Now, screen coordinates were never going to be the right frame of reference for the culling calculations (I realized after staring at results for an hour). I needed to see my vertices somewhere in the middle of that pipeline, which unfortunately meant that each vertex would have to be transformed twice. Oh, my poor framerate!

Unfortunately, for some reason I decided to compute the vertices with Projection × Camera_Translation × Model_Transform. This was the wrong choice because of the way the perspective projection interacts with the Z values of the vertices. But I couldn’t figure out that that was my problem until, in a desperate bid to simplify the situation, I replaced the perspective projection with an orthographic projection – and things started working the way they were supposed to.

By the way, in the course of this process I discovered that my camera translation had been wrong the whole time, and the shape was actually being rendered behind the camera! The only reason I was seeing anything at all was that, to save time, I never bothered testing the front or back clipping planes(!) This also meant that the shapes were all being drawn flipped along the Z axis, adding to my consternation. I swear I actually do know how this stuff is supposed to work. Please believe me!

To finally get things working, I ran the back-face culling routine on the polygon vertices after they were multiplied by the Camera_Translation and Model_Transform matrices, but not the Projection or Screen transforms. At long last, bingo! A cube that you can’t see through to the other side!

It’s not a perfect victory, though. It’s slower than it was. The extra calculations I’m doing cost more than the time i’m saving by not drawing the lines for the back-facing polygons. Now that the math’s right, we can fix some of that up – for example, it might be faster to calculate the normals once and then just transform them each frame. After that, we’ll see.

Memory pains

Posted by coronax on July 5, 2015

Posted in: Programming, Retrocomputing. Tagged: Amiga, Retrochallenge. 1 Comment

It’s not exactly a “snow crash”, but it’s still kind of cool-looking.

I knew right away that I wanted to make some architectural improvements before getting too far into this year’s project.

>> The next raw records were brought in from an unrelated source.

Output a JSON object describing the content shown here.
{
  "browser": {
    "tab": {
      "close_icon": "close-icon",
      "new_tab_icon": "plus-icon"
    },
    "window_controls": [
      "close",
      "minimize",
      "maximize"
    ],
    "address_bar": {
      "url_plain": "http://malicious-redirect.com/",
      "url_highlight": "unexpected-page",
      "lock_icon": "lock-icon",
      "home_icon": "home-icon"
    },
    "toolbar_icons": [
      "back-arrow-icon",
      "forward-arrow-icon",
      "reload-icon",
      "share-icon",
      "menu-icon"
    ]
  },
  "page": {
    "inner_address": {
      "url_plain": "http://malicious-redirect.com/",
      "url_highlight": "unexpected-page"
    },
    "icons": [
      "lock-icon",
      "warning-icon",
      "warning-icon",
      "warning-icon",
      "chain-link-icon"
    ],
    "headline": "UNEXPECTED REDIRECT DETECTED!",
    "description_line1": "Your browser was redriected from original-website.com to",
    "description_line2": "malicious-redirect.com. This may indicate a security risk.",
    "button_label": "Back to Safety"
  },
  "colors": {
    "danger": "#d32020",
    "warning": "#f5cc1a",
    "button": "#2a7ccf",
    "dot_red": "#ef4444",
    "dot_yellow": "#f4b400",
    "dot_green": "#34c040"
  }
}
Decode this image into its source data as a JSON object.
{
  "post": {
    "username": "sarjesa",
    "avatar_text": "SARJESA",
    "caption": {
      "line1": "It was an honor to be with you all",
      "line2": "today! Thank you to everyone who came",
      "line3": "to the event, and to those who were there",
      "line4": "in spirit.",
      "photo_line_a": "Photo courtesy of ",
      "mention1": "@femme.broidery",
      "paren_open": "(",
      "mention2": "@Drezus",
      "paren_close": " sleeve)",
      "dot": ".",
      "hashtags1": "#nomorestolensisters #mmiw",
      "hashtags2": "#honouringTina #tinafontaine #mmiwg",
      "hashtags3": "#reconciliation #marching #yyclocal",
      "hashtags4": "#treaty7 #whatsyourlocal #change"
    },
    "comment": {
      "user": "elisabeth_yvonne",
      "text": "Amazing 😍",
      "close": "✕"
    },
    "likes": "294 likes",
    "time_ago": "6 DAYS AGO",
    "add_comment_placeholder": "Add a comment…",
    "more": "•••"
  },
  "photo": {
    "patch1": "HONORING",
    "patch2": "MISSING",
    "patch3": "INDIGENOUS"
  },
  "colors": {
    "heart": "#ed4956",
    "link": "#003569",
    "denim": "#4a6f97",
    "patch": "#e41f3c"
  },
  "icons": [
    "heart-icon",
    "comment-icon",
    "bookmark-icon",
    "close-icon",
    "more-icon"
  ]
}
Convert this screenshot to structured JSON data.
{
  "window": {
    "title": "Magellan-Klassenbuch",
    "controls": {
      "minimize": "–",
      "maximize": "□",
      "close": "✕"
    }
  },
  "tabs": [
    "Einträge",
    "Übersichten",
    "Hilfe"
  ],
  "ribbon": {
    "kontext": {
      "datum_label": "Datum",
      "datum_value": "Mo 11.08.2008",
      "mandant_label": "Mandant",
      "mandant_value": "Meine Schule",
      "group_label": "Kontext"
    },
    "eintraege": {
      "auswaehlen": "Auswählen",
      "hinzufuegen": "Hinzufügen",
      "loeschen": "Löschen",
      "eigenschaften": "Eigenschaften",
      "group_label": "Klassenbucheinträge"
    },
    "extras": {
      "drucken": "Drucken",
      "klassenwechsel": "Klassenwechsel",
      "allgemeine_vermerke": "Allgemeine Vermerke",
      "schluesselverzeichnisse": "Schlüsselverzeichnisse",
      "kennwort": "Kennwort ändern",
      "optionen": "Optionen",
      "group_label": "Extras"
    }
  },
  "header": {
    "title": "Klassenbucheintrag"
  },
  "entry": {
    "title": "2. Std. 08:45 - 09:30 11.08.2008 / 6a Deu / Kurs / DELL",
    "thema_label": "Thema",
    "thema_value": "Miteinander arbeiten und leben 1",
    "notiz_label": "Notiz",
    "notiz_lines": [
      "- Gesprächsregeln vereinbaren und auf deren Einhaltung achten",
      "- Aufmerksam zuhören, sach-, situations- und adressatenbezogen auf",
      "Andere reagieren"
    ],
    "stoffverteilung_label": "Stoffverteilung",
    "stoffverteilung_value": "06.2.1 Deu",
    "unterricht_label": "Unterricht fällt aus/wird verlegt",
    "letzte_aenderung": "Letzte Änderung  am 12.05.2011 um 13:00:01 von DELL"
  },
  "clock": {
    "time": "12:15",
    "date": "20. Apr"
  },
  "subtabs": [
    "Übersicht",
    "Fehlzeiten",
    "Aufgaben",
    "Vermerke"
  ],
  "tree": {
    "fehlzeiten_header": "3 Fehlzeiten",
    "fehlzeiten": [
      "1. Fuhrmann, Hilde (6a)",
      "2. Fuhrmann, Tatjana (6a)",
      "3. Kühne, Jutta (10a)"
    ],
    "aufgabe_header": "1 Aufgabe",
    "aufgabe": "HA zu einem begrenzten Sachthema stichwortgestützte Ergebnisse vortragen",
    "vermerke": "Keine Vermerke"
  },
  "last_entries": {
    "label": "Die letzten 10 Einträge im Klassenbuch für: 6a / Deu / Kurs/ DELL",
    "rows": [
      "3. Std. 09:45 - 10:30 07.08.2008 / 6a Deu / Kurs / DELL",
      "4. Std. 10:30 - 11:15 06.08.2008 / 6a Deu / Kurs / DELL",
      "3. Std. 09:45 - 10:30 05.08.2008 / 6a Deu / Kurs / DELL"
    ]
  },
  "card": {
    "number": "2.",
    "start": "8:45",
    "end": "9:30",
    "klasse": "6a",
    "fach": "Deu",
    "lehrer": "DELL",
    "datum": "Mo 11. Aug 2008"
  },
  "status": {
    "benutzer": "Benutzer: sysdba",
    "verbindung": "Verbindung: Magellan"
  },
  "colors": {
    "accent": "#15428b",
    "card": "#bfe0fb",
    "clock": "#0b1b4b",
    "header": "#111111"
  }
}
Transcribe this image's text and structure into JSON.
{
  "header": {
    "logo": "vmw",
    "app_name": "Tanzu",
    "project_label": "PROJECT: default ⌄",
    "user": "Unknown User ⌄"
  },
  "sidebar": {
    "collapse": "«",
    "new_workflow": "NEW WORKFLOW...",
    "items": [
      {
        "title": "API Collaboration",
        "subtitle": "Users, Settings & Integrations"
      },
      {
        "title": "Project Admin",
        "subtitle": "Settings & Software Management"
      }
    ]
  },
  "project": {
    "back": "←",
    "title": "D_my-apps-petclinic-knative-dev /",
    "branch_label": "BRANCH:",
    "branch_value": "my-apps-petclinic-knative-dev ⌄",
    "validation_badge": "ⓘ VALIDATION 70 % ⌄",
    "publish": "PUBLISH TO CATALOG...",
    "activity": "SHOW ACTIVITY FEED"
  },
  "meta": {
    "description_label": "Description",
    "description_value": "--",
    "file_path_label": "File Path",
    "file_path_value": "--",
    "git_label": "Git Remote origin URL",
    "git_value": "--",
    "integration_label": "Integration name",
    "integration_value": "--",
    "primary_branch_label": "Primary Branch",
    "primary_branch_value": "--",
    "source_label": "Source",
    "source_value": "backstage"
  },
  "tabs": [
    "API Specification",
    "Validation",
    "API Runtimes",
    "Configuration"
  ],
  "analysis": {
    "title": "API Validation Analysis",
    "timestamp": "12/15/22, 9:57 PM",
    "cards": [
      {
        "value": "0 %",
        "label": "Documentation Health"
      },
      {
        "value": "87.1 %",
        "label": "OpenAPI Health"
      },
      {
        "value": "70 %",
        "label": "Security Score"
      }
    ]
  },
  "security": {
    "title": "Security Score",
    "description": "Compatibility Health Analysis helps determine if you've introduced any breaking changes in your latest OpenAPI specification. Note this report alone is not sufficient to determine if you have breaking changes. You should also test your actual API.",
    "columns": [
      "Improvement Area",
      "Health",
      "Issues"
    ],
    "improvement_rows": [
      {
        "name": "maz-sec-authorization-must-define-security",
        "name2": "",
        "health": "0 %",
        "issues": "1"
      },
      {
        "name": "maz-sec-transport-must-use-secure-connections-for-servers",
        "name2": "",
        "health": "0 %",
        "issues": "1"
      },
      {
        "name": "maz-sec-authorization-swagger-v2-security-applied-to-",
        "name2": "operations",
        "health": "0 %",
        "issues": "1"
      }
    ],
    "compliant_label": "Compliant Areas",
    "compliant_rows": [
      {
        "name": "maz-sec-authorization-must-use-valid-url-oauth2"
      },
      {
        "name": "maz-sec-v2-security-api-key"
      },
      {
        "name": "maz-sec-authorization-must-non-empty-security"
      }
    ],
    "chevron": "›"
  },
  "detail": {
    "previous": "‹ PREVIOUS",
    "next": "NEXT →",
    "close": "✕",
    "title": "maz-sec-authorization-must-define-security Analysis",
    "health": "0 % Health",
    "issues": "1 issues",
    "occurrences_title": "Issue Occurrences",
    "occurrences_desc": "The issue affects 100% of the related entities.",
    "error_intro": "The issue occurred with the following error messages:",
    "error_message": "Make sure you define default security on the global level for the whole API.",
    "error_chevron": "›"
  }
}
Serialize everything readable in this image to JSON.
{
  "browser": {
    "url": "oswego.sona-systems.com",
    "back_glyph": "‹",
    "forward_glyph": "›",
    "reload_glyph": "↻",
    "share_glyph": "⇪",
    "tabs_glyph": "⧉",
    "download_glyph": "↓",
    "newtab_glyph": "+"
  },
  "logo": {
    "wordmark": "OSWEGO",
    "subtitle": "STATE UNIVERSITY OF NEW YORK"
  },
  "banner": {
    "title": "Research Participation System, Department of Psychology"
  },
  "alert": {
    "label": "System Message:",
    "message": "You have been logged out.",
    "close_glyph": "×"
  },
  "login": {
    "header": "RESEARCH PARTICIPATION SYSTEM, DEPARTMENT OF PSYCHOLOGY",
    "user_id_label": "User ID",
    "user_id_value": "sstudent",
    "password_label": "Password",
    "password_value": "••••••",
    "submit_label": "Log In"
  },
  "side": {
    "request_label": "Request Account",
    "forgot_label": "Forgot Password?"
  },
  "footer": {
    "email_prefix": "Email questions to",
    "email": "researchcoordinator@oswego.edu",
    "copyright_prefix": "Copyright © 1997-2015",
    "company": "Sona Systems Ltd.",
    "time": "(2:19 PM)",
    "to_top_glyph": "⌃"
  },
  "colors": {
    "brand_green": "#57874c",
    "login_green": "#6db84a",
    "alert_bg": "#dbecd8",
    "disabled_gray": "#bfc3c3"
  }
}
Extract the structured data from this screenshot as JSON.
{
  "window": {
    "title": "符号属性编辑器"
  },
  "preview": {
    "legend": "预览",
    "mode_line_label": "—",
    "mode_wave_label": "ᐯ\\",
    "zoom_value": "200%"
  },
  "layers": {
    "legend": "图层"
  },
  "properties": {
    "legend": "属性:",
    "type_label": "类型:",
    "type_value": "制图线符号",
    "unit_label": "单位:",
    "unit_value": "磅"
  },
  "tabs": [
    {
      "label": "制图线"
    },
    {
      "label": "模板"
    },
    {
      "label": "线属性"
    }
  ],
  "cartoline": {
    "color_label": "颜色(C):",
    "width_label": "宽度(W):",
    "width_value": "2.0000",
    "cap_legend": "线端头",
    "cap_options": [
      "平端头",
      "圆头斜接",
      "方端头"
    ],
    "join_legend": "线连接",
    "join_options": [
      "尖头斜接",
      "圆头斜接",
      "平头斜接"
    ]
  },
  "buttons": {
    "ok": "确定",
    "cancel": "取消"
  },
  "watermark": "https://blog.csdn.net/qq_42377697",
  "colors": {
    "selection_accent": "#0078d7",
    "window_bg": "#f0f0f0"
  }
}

For example, I wanted to be able to read geometry definitions from a file, rather than having them hardcoded into the application. I also wanted to make the organization of the code better encapsulated. My brain likes to think about software in an object-oriented way, even if I’m using a language like plain old C. All that class stuff is just syntactic sugar anyway, right?

I figured this would be a quick task that wouldn’t cause any trouble. My first test ended with a screenful of garbage followed by a Guru Meditation error. The gray and green lines suggest that not only was I not drawing graphics in the right location, I wasn’t drawing them in the right bitplane. Somehow I’d scribbled into memory far away from where I’d intended to, and the results were fatal.

This is an important reminder of a – perhaps the – key point of developing Amiga software. The Amiga is a multitasking computer running many user and system processes in a single shared memory space with absolutely no protection between processes. This combination is very efficient and very powerful, but it’s also extremely brittle. It’s trivially easy for one runaway program to trash the entire system, like mine had just done.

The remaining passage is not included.